In the bar of the Intercontinental Hotel – an oasis of luxury amid squalor – she meets Daniel, a soft-spoken Englishman in a smart white suit (Joe Alwyn, aka Mr. Taylor Swift), who pretends to work for an oil conglomerate. Or maybe he’s in town to, like, destabilize the government or something – a suspicion fueled by the gun in his dopp kit, the Costa Rican cop hot on his trail, and a CIA jerk (Benny Safdie , in a funny third-act cameo).

“Should we do this again?” Daniel asks Trish after their first night. “Again and again,” she replies. Unable to leave each other and threatened by dodgy officers who want to lock them up for reasons that are unclear to me at least, the couple race in a stolen car through the heat and rain to the Costa Rican border.

Trish is an unlikely mix of Holly Golightly and a daughter of Sarah Lawrence. It’s unlikely that she could wander the smoking city half-naked and drinking rum without coming to a grisly end. Yet Qualley (Andie MacDowell’s daughter), with her wild big eyes, masses of curls and skinny boyish body, plays the part with a personal magnetism. Trish is both clueless and resourceful. To Daniel’s comment “I’m in Nicaragua for a charity cause,” she gives him a dangerous smile and replies, “Please don’t go into detail. “And why is it she the? “I wanted to know the exact dimensions of hell.” A line if Denis Johnson seems an eerie echo of the afterlife.

Joe Alwyn is fun to watch, but in Stars he acts, to use the term in the loosest sense, much like the neurotic husband he played in Sally Rooney Conversations with friends. I detected no emotional arc in Daniel, echoing his costume, which remains white through all sorts of chaos. Unfortunately for us, the role was destined for Robert Pattinson (who passed away due to scheduling reasons). I miss the sly wit he would have brought to Daniel and the sleight of hand needed to disappear into character.

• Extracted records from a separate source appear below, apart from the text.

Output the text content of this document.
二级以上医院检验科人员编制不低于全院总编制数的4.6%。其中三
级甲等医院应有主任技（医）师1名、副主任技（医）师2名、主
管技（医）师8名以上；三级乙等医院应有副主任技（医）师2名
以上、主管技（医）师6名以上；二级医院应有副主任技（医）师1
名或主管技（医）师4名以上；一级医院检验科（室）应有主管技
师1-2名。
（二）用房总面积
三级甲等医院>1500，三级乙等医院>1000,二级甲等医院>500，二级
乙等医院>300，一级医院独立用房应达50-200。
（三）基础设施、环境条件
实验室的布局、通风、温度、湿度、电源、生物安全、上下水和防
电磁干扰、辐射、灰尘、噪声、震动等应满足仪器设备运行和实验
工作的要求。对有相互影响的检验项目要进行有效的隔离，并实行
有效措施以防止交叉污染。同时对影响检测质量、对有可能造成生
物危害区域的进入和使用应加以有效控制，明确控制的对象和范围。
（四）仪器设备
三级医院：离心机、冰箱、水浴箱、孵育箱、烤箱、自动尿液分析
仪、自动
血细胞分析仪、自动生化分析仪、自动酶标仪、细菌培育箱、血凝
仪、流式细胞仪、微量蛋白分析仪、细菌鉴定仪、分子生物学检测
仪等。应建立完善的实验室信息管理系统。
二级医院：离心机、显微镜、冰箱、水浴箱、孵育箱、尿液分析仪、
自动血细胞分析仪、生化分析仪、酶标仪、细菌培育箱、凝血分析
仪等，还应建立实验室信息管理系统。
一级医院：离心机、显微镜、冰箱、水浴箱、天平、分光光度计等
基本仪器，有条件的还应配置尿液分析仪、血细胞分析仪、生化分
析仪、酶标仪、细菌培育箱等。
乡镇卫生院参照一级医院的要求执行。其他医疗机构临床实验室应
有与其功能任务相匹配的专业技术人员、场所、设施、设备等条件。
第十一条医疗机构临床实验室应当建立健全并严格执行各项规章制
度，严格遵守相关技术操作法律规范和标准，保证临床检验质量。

You could blame the lack of chemistry between the directors on Alwyn’s blandness. Although maybe not. I once asked Ryan Gosling in an interview, “What’s the chemistry between two actors?” “It’s like gasoline in a car. You either have it or you don’t. I mean, if you don’t have it, you can get out and push the car. But if you really want to go there, you have to have it. The cast is everything.

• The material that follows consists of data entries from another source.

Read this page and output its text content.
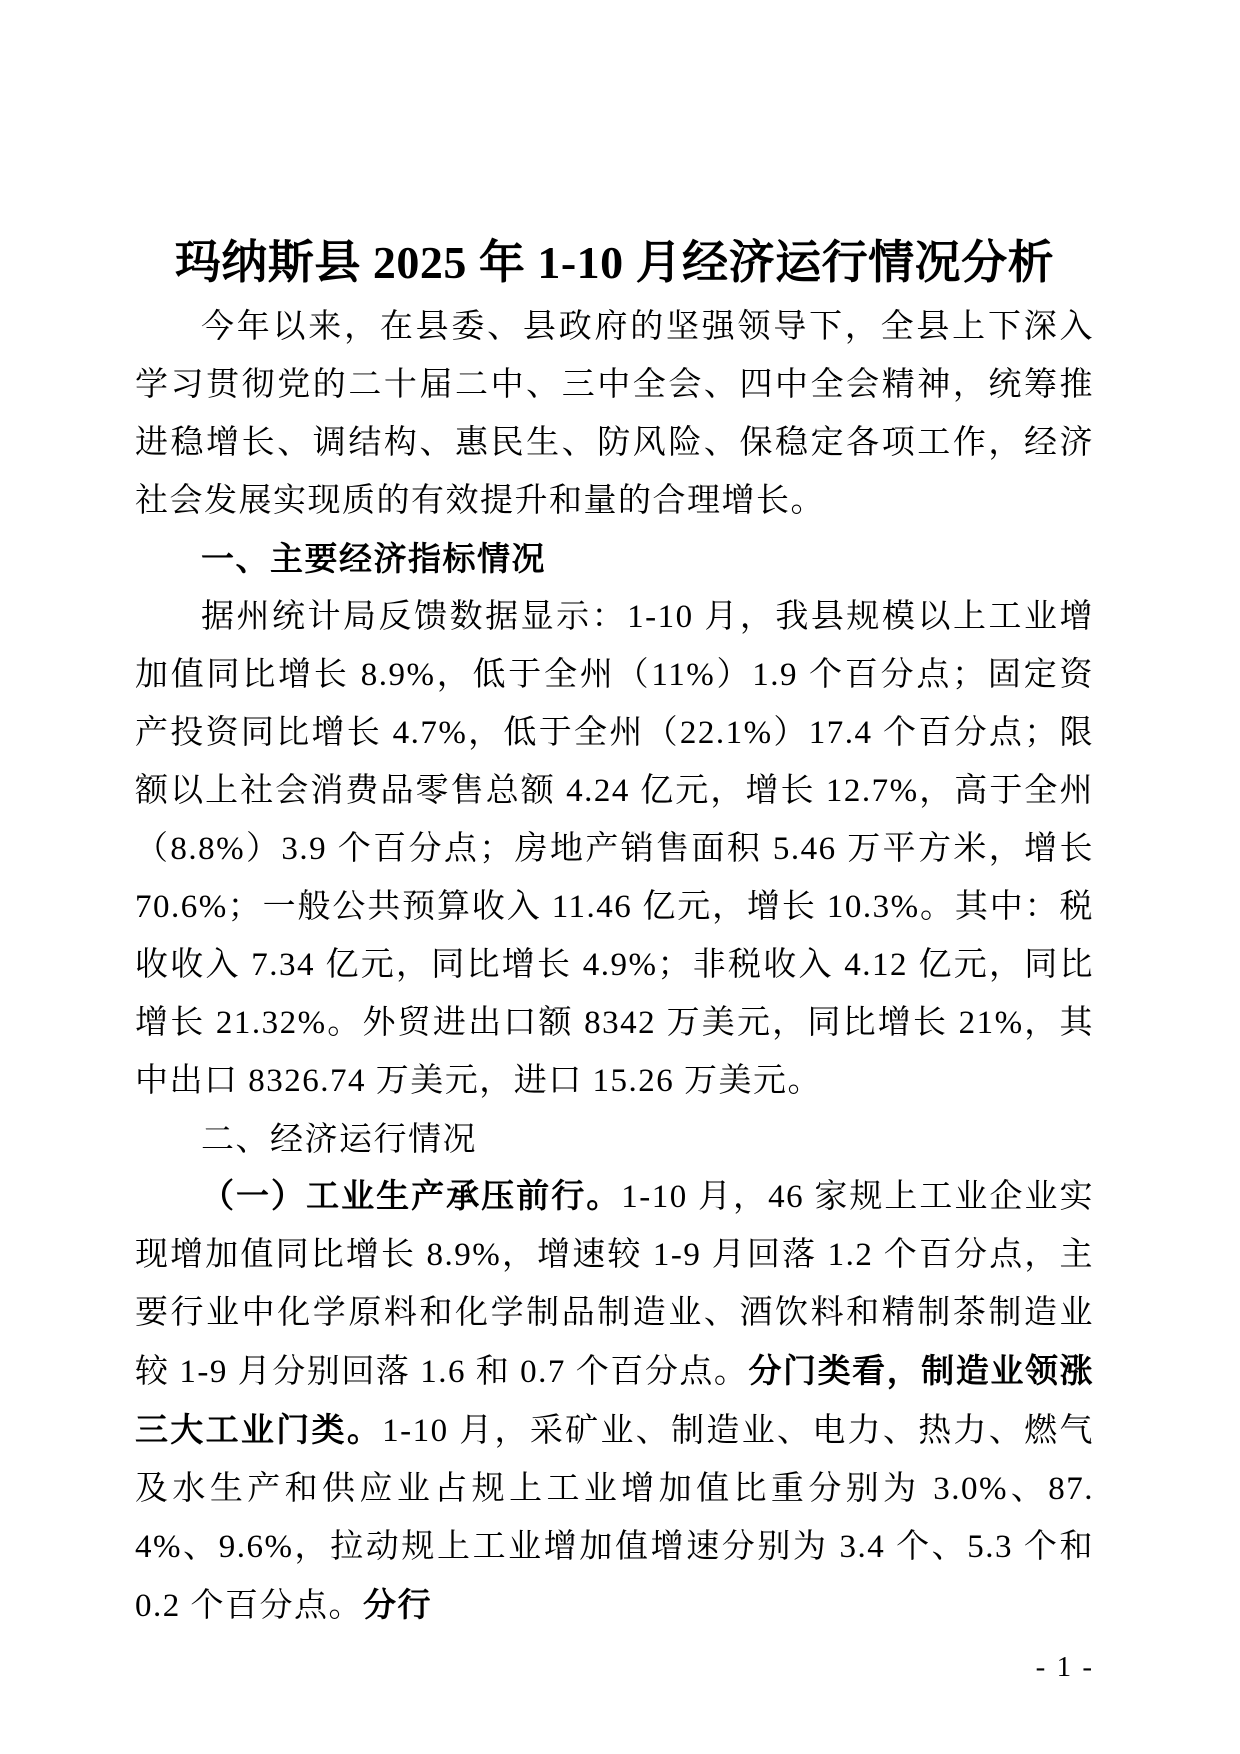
玛纳斯县 2025 年 1-10 月经济运行情况分析

今年以来，在县委、县政府的坚强领导下，全县上下深入学习贯彻党的二十届二中、三中全会、四中全会精神，统筹推进稳增长、调结构、惠民生、防风险、保稳定各项工作，经济社会发展实现质的有效提升和量的合理增长。

一、主要经济指标情况

据州统计局反馈数据显示：1-10 月，我县规模以上工业增加值同比增长 8.9%，低于全州（11%）1.9 个百分点；固定资产投资同比增长 4.7%，低于全州（22.1%）17.4 个百分点；限额以上社会消费品零售总额 4.24 亿元，增长 12.7%，高于全州（8.8%）3.9 个百分点；房地产销售面积 5.46 万平方米，增长 70.6%；一般公共预算收入 11.46 亿元，增长 10.3%。其中：税收收入 7.34 亿元，同比增长 4.9%；非税收入 4.12 亿元，同比增长 21.32%。外贸进出口额 8342 万美元，同比增长 21%，其中出口 8326.74 万美元，进口 15.26 万美元。

二、经济运行情况

（一）工业生产承压前行。1-10 月，46 家规上工业企业实现增加值同比增长 8.9%，增速较 1-9 月回落 1.2 个百分点，主要行业中化学原料和化学制品制造业、酒饮料和精制茶制造业较 1-9 月分别回落 1.6 和 0.7 个百分点。分门类看，制造业领涨三大工业门类。1-10 月，采矿业、制造业、电力、热力、燃气及水生产和供应业占规上工业增加值比重分别为 3.0%、87.4%、9.6%，拉动规上工业增加值增速分别为 3.4 个、5.3 个和 0.2 个百分点。分行

- 1 -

It is Eric Gautier, the sorcerer cinematographer of Claire Denis, who makes the many sex scenes “go”. His fluid camera becomes one with what he films. Heat, sweat and sudden torrential rain become virtual characters. You can practically smell the actors. In a typical Denis detail, the camera lingers on the pink marks Trish imprints on Daniel’s white back; in another scene, she helps him wipe the menstrual blood from his face and fingers.

Stars taps into the glamor of novels and films that follow white characters abroad in a foreign land – think Joan Didion and Graham Greene. In fact, maybe Trish has read too many of these novels. “Stars is a love story between two people who would not have met without the revolution,” says Denis. Now 70, Denis made a youth film about a full-throttle, doomed romance. This is perhaps the secret of its charm; if we didn’t go, we wish we were there.

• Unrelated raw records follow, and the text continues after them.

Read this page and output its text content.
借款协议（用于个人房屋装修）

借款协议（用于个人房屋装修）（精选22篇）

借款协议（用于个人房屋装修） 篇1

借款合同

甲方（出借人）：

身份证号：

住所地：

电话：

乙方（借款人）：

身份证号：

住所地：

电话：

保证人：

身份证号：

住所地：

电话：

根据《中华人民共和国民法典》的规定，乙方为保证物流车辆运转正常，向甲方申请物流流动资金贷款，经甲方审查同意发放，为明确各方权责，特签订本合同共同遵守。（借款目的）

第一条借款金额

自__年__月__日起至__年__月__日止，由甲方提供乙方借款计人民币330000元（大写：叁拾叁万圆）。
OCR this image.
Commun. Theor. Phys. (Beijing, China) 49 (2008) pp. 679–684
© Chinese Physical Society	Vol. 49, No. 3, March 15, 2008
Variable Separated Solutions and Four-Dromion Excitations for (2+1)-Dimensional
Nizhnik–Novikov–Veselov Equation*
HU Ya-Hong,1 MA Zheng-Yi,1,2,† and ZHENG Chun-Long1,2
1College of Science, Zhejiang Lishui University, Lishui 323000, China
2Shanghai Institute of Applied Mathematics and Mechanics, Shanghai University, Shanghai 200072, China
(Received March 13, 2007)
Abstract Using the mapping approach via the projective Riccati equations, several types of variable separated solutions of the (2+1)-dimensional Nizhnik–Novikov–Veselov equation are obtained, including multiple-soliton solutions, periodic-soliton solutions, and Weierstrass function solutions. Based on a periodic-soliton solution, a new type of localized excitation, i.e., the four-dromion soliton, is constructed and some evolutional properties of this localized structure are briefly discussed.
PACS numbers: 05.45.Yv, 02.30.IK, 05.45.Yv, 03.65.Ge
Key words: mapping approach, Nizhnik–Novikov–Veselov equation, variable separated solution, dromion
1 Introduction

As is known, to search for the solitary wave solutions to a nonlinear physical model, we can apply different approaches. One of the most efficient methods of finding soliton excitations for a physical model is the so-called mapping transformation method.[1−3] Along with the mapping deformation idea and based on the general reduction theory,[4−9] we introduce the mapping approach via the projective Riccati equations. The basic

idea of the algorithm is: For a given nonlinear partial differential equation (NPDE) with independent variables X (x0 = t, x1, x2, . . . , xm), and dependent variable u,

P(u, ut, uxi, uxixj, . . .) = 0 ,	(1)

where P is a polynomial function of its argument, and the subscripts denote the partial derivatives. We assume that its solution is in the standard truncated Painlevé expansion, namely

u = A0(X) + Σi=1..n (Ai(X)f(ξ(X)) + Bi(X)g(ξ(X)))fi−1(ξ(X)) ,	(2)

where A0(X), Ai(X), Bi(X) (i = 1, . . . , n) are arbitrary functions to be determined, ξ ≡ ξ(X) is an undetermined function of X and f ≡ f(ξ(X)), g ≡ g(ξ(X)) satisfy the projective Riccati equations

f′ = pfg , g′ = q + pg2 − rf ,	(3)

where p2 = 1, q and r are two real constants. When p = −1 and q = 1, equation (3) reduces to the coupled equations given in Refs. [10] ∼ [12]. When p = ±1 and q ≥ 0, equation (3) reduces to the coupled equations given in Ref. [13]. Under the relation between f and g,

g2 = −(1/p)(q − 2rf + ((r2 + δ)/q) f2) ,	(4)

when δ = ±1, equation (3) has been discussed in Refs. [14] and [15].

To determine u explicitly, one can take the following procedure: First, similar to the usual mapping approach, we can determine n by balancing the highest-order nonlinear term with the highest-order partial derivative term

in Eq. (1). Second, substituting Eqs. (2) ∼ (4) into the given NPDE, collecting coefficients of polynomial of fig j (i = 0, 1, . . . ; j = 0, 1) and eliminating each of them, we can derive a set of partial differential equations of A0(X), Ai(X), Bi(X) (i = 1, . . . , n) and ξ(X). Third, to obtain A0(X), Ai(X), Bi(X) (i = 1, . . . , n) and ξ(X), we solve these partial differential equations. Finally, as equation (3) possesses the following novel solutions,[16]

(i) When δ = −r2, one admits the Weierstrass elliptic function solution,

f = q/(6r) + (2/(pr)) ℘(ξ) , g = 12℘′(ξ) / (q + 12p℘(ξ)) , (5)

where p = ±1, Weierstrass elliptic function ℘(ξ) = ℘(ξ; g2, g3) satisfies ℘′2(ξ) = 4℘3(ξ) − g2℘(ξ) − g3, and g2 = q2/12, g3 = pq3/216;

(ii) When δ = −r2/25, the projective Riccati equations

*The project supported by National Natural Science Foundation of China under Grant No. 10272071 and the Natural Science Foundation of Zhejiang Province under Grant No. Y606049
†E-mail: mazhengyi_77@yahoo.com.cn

Erica Abeel is a novelist, film and culture critic and former professor at CUNY. Her 2016 novel wild girlsabout three rebellious women from the 50s, was a Oprah Magazine take. His journalism has appeared in the New York Times, Indiewire, and other important sites and national publications. Former dancer, when she is not writing, she is in Pilates class or at the barre. Her new novel, The Commune, was recently published by Adelaide Books.